2) Information Presentation. People pass on games because they don’t instantly recognize what they’re about or how they work. Many of the more “hardcore” board games out there (and non-collectible card games — generally speaking, games under the umbrella of “eurogames”) don’t do a particularly good job of familiarizing a browsing consumer with the product. You don’t learn about games from the box, you learn about them from other gamers, and without other gamers around, you don’t sell the box. There’s typically tons of flavor expressed by the packaging, but even on the back, not much that illustrates the actual experience of playing the game.
I learned all about solving this very same issue by designing for retail digital media. Use a bookflap on the front to create a full “center spread” to really show off both flavor and features. Show consumers what the product is really like and how easy it is to learn the game. Give us pictures of people enjoying it. And on the back, make it plain as day what it’s about, what it’s like, and who’s going to want to play it. Several game publishers already use a basic grid to show number of players, age range and duration of a typical game. This is a good place to start, but not nearly enough on it’s own to get grandma to pick it up as a birthday gift. If she feels like she “gets it” though, it goes straight into the cart.
3) Economy of Cost of Goods. Turned-edge laminated slipcase boxes are not cheap. These days, most are printed and manufactured overseas. Standard-issue software boxes can easily come in at less initial cost than a traditional board game box, can include features such as embosses and foil strikes that help draw consumers in at the point of sale, and are readily produced domestically. Additionally, if multiple games are being put to retail at once (and most big-box store corporate buyers are looking for assortments of products when they fill their resets), then the cost of printing the boxes gets mitigated by ganging multiple boxes into one print run. If all your boxes use the same die, then the cost of cutting, folding and assembling is also lowered.

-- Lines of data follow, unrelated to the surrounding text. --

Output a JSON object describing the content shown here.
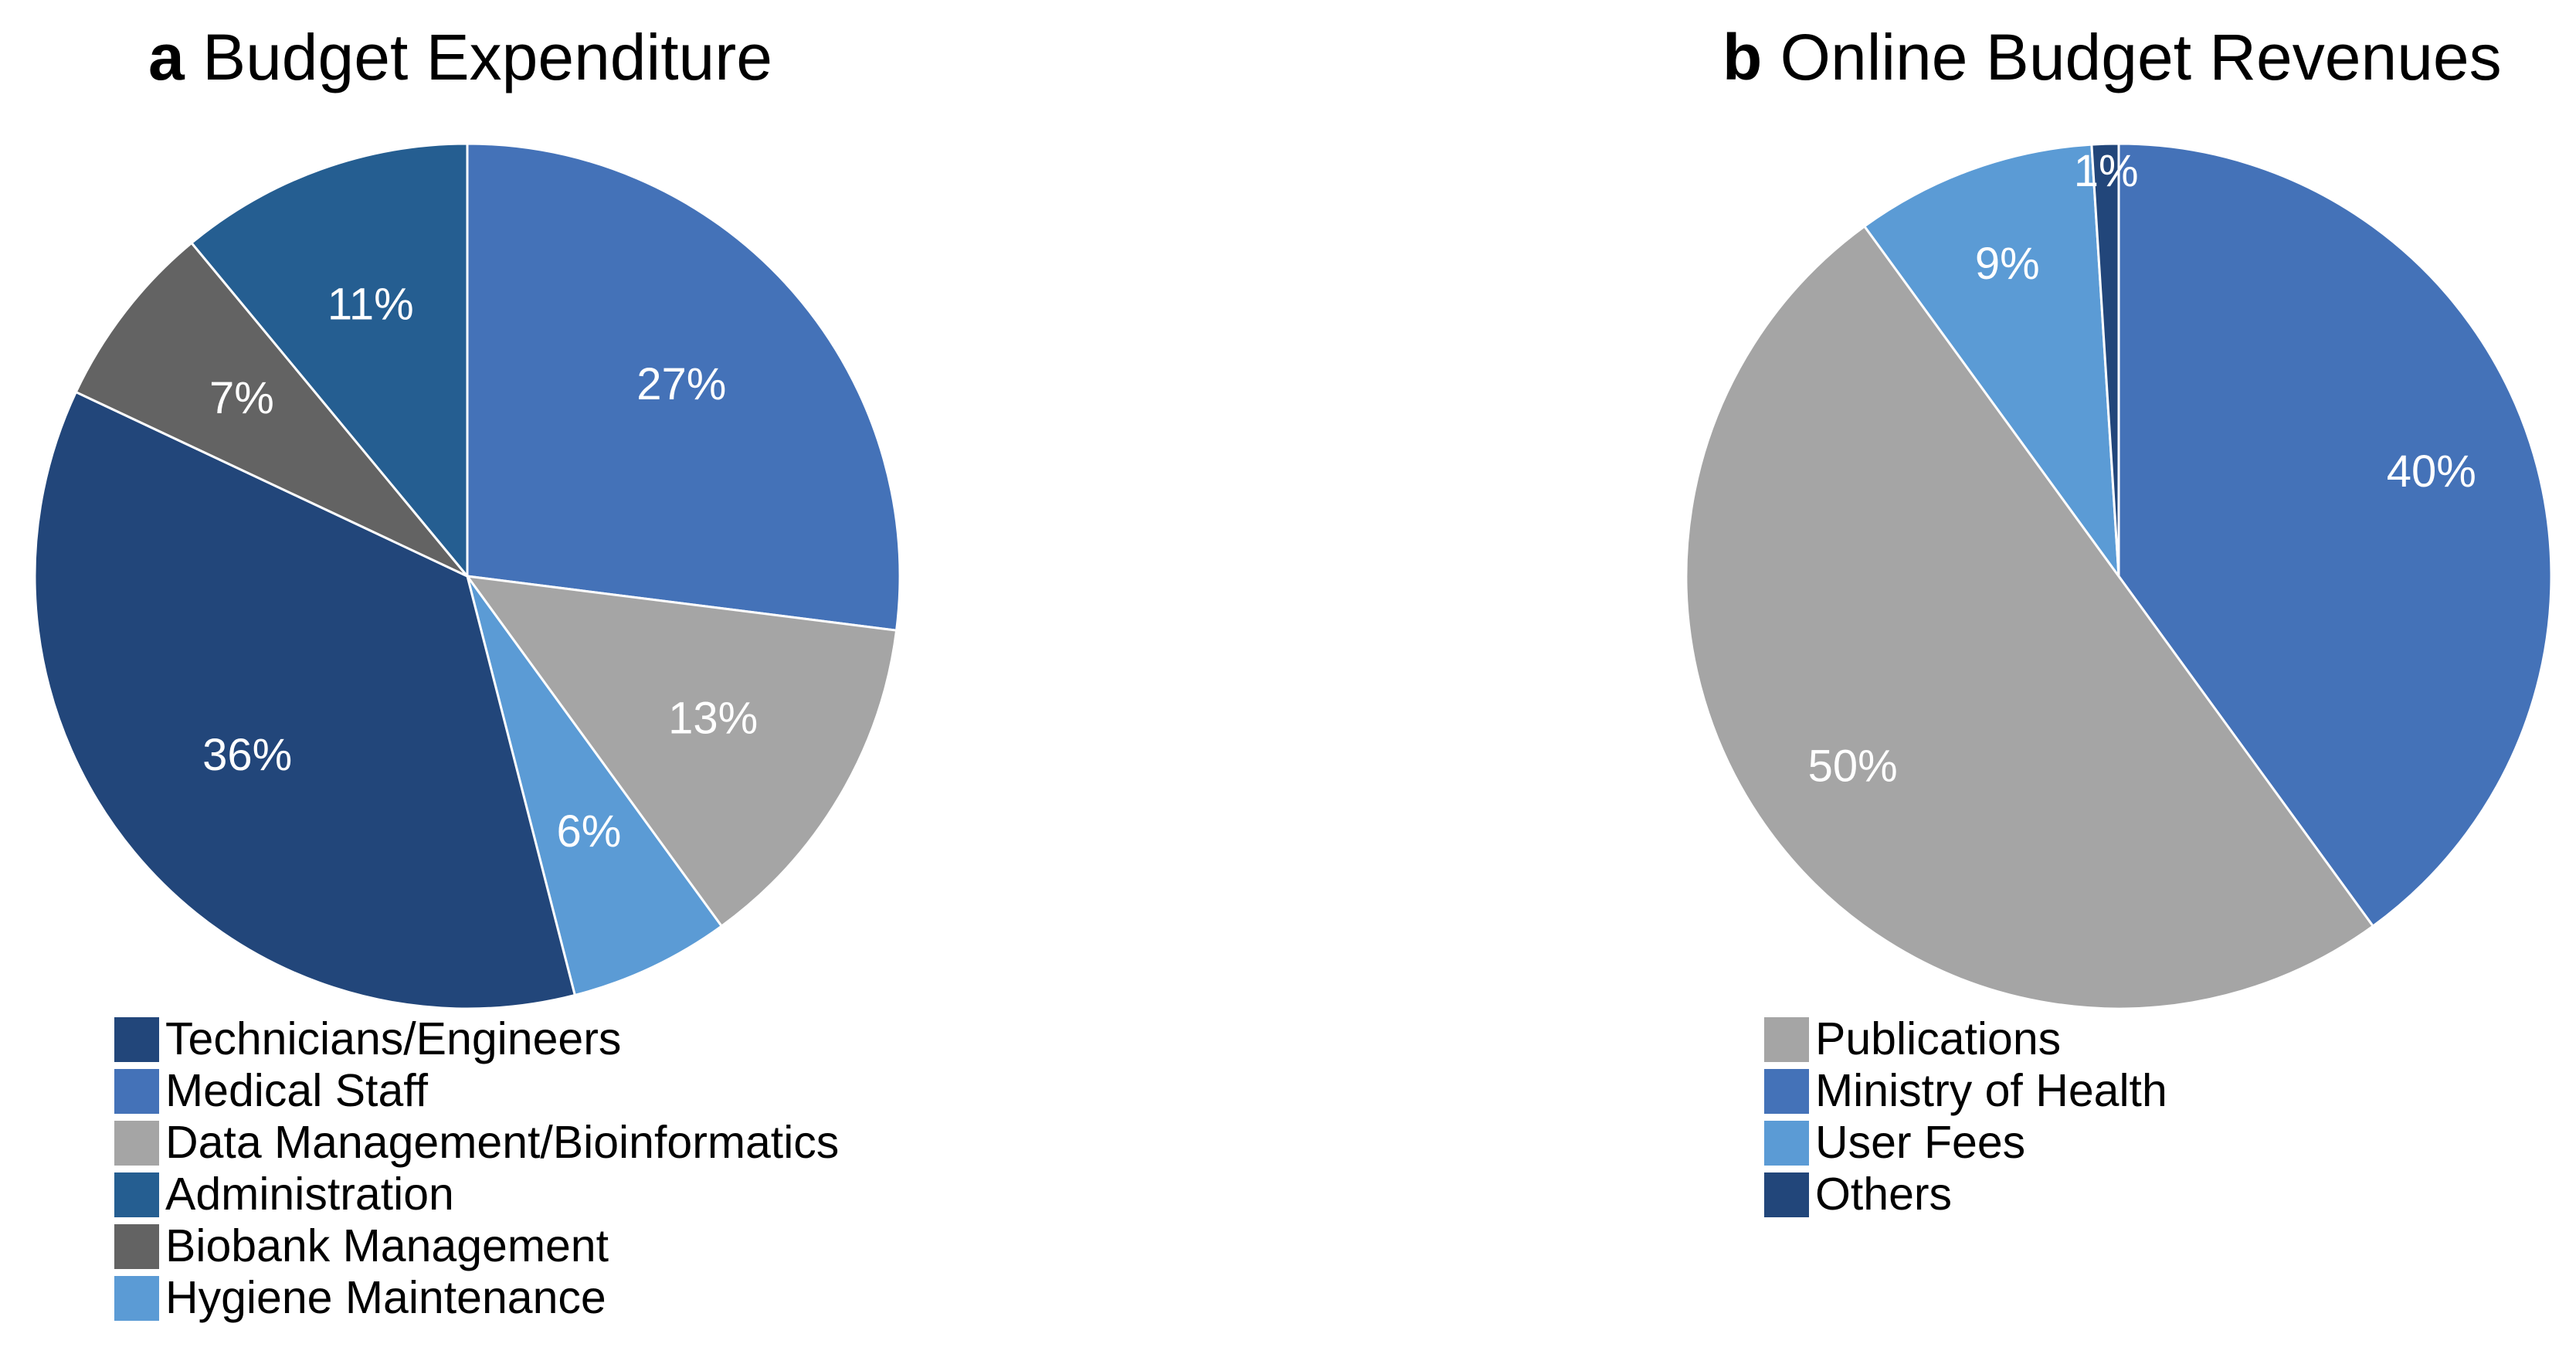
{
  "chart_data": [
    {
      "type": "pie",
      "panel": "a",
      "title": "Budget Expenditure",
      "slices": [
        {
          "label": "Medical Staff",
          "value": 27,
          "display": "27%",
          "color": "#4472B8"
        },
        {
          "label": "Data Management/Bioinformatics",
          "value": 13,
          "display": "13%",
          "color": "#A5A5A5"
        },
        {
          "label": "Hygiene Maintenance",
          "value": 6,
          "display": "6%",
          "color": "#5B9BD5"
        },
        {
          "label": "Technicians/Engineers",
          "value": 36,
          "display": "36%",
          "color": "#22467A"
        },
        {
          "label": "Biobank Management",
          "value": 7,
          "display": "7%",
          "color": "#636363"
        },
        {
          "label": "Administration",
          "value": 11,
          "display": "11%",
          "color": "#255E91"
        }
      ],
      "legend": [
        "Technicians/Engineers",
        "Medical Staff",
        "Data Management/Bioinformatics",
        "Administration",
        "Biobank Management",
        "Hygiene Maintenance"
      ],
      "legend_placement": "bottom-left"
    },
    {
      "type": "pie",
      "panel": "b",
      "title": "Online Budget Revenues",
      "slices": [
        {
          "label": "Ministry of Health",
          "value": 40,
          "display": "40%",
          "color": "#4472B8"
        },
        {
          "label": "Publications",
          "value": 50,
          "display": "50%",
          "color": "#A5A5A5"
        },
        {
          "label": "User Fees",
          "value": 9,
          "display": "9%",
          "color": "#5B9BD5"
        },
        {
          "label": "Others",
          "value": 1,
          "display": "1%",
          "color": "#22467A"
        }
      ],
      "legend": [
        "Publications",
        "Ministry of Health",
        "User Fees",
        "Others"
      ],
      "legend_placement": "bottom-left"
    }
  ]
}
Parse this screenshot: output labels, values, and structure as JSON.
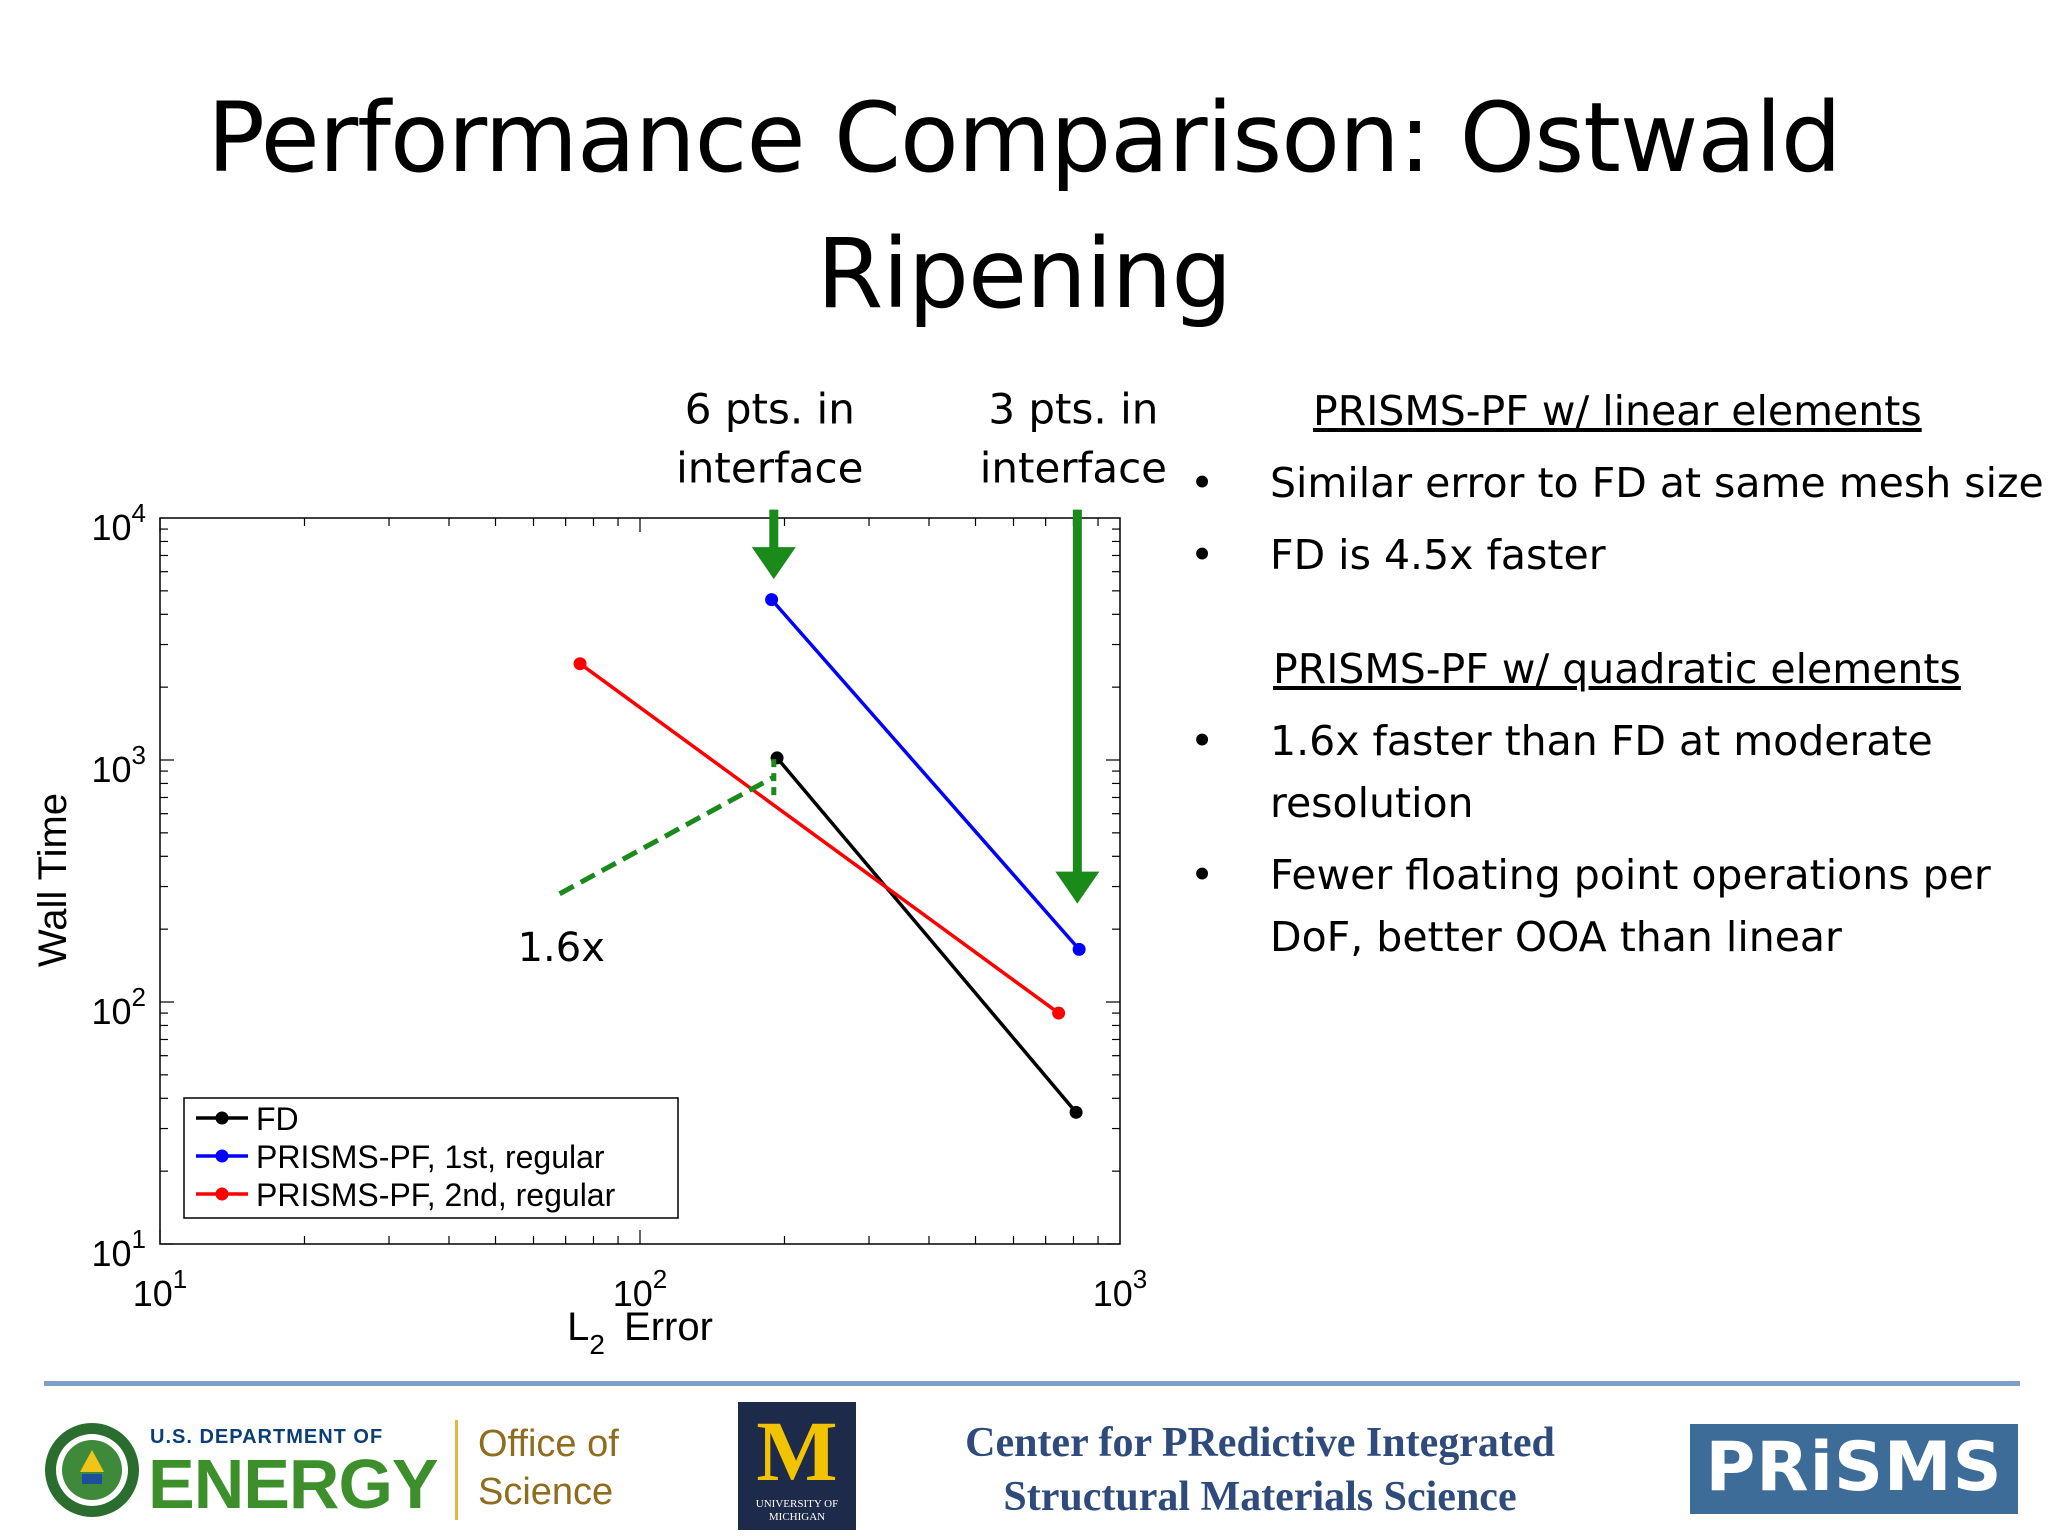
{
  "title": {
    "line1": "Performance Comparison: Ostwald",
    "line2": "Ripening"
  },
  "chart_data": {
    "type": "line",
    "x_scale": "log",
    "y_scale": "log",
    "xlim": [
      10,
      1000
    ],
    "ylim": [
      10,
      10000
    ],
    "xlabel": "L2 Error",
    "ylabel": "Wall Time",
    "x_ticks": [
      {
        "base": "10",
        "exp": "1",
        "value": 10
      },
      {
        "base": "10",
        "exp": "2",
        "value": 100
      },
      {
        "base": "10",
        "exp": "3",
        "value": 1000
      }
    ],
    "y_ticks": [
      {
        "base": "10",
        "exp": "1",
        "value": 10
      },
      {
        "base": "10",
        "exp": "2",
        "value": 100
      },
      {
        "base": "10",
        "exp": "3",
        "value": 1000
      },
      {
        "base": "10",
        "exp": "4",
        "value": 10000
      }
    ],
    "series": [
      {
        "name": "FD",
        "color": "#000000",
        "points": [
          [
            193,
            1020
          ],
          [
            810,
            35
          ]
        ]
      },
      {
        "name": "PRISMS-PF, 1st, regular",
        "color": "#0000ff",
        "points": [
          [
            188,
            4600
          ],
          [
            822,
            165
          ]
        ]
      },
      {
        "name": "PRISMS-PF, 2nd, regular",
        "color": "#ff0000",
        "points": [
          [
            75,
            2500
          ],
          [
            745,
            90
          ]
        ]
      }
    ],
    "annotations": [
      {
        "name": "arrow-6pts",
        "line1": "6 pts. in",
        "line2": "interface",
        "color": "#1a8a1a",
        "x": 190,
        "y_from": 8300,
        "y_to": 5700
      },
      {
        "name": "arrow-3pts",
        "line1": "3 pts. in",
        "line2": "interface",
        "color": "#1a8a1a",
        "x": 815,
        "y_from": 8300,
        "y_to": 260
      },
      {
        "name": "speedup",
        "label": "1.6x",
        "color": "#1a8a1a",
        "from": [
          68,
          280
        ],
        "to": [
          190,
          850
        ]
      }
    ],
    "legend_position": "bottom-left"
  },
  "bullets": {
    "linear_heading": "PRISMS-PF w/ linear elements",
    "linear_items": [
      "Similar error to FD at same mesh size",
      "FD is 4.5x faster"
    ],
    "quad_heading": "PRISMS-PF w/ quadratic elements",
    "quad_items": [
      "1.6x faster than FD at moderate resolution",
      "Fewer floating point operations per DoF, better OOA than linear"
    ]
  },
  "footer": {
    "doe_line1": "U.S. DEPARTMENT OF",
    "doe_line2": "ENERGY",
    "doe_office1": "Office of",
    "doe_office2": "Science",
    "umich_letter": "M",
    "umich_line1": "UNIVERSITY OF",
    "umich_line2": "MICHIGAN",
    "center_line1": "Center for  PRedictive Integrated",
    "center_line2": "Structural Materials Science",
    "prisms": "PRiSMS"
  }
}
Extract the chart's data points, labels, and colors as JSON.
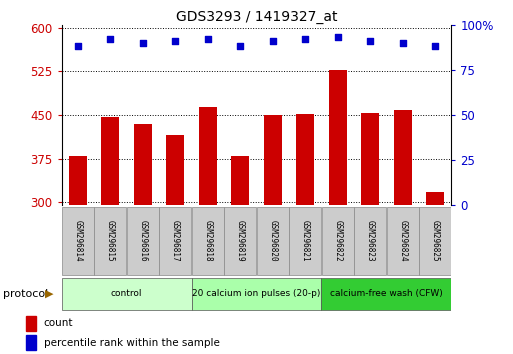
{
  "title": "GDS3293 / 1419327_at",
  "samples": [
    "GSM296814",
    "GSM296815",
    "GSM296816",
    "GSM296817",
    "GSM296818",
    "GSM296819",
    "GSM296820",
    "GSM296821",
    "GSM296822",
    "GSM296823",
    "GSM296824",
    "GSM296825"
  ],
  "counts": [
    380,
    447,
    435,
    415,
    463,
    380,
    450,
    451,
    527,
    453,
    458,
    318
  ],
  "percentiles": [
    88,
    92,
    90,
    91,
    92,
    88,
    91,
    92,
    93,
    91,
    90,
    88
  ],
  "ylim_left": [
    295,
    605
  ],
  "ylim_right": [
    0,
    100
  ],
  "yticks_left": [
    300,
    375,
    450,
    525,
    600
  ],
  "yticks_right": [
    0,
    25,
    50,
    75,
    100
  ],
  "bar_color": "#cc0000",
  "dot_color": "#0000cc",
  "bar_width": 0.55,
  "groups": [
    {
      "label": "control",
      "start": 0,
      "end": 3,
      "color": "#ccffcc"
    },
    {
      "label": "20 calcium ion pulses (20-p)",
      "start": 4,
      "end": 7,
      "color": "#aaffaa"
    },
    {
      "label": "calcium-free wash (CFW)",
      "start": 8,
      "end": 11,
      "color": "#33cc33"
    }
  ],
  "sample_cell_color": "#cccccc",
  "legend_count_color": "#cc0000",
  "legend_dot_color": "#0000cc"
}
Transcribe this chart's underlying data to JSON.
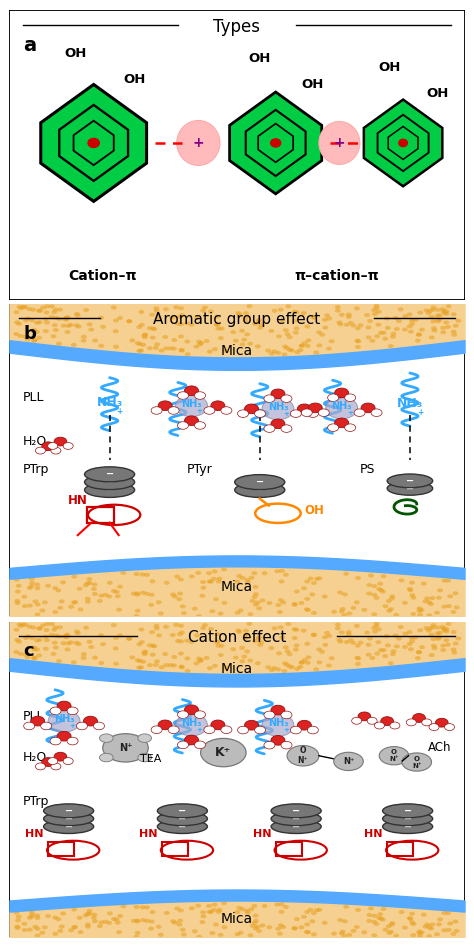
{
  "title_a": "Types",
  "label_a1": "Cation–π",
  "label_a2": "π–cation–π",
  "title_b": "Aromatic group effect",
  "title_c": "Cation effect",
  "panel_a_label": "a",
  "panel_b_label": "b",
  "panel_c_label": "c",
  "bg_color": "#ffffff",
  "mica_dot_color": "#e8a020",
  "mica_bg_color": "#f5d090",
  "blue_stripe": "#55aaff",
  "green_fill": "#00cc44",
  "red_color": "#cc0000",
  "orange_color": "#ff8800",
  "dark_green": "#005500",
  "gray_dark": "#666666",
  "gray_light": "#aaaaaa",
  "pink_cation": "#ffb0b0",
  "purple_plus": "#880088",
  "black": "#000000",
  "cyan_nh3": "#33aaff"
}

It won’t work for every game. Some games could substitute a cloth or vinyl board for the traditional turned-edge laminated board, but others will just lose too much perceived value. Still, for many tile based games including Carcassonne and Settlers of Catan, all of the key components can already be packaged to fit inside a box 5.25 inches wide by 7 inches tall. Even if the box needs to be ever so slightly deeper than the typical 1.3 inches to house the game, you’re still delivering a product that retails cleanly and easily, and lives neatly in a gamer’s bookshelf or cabinet.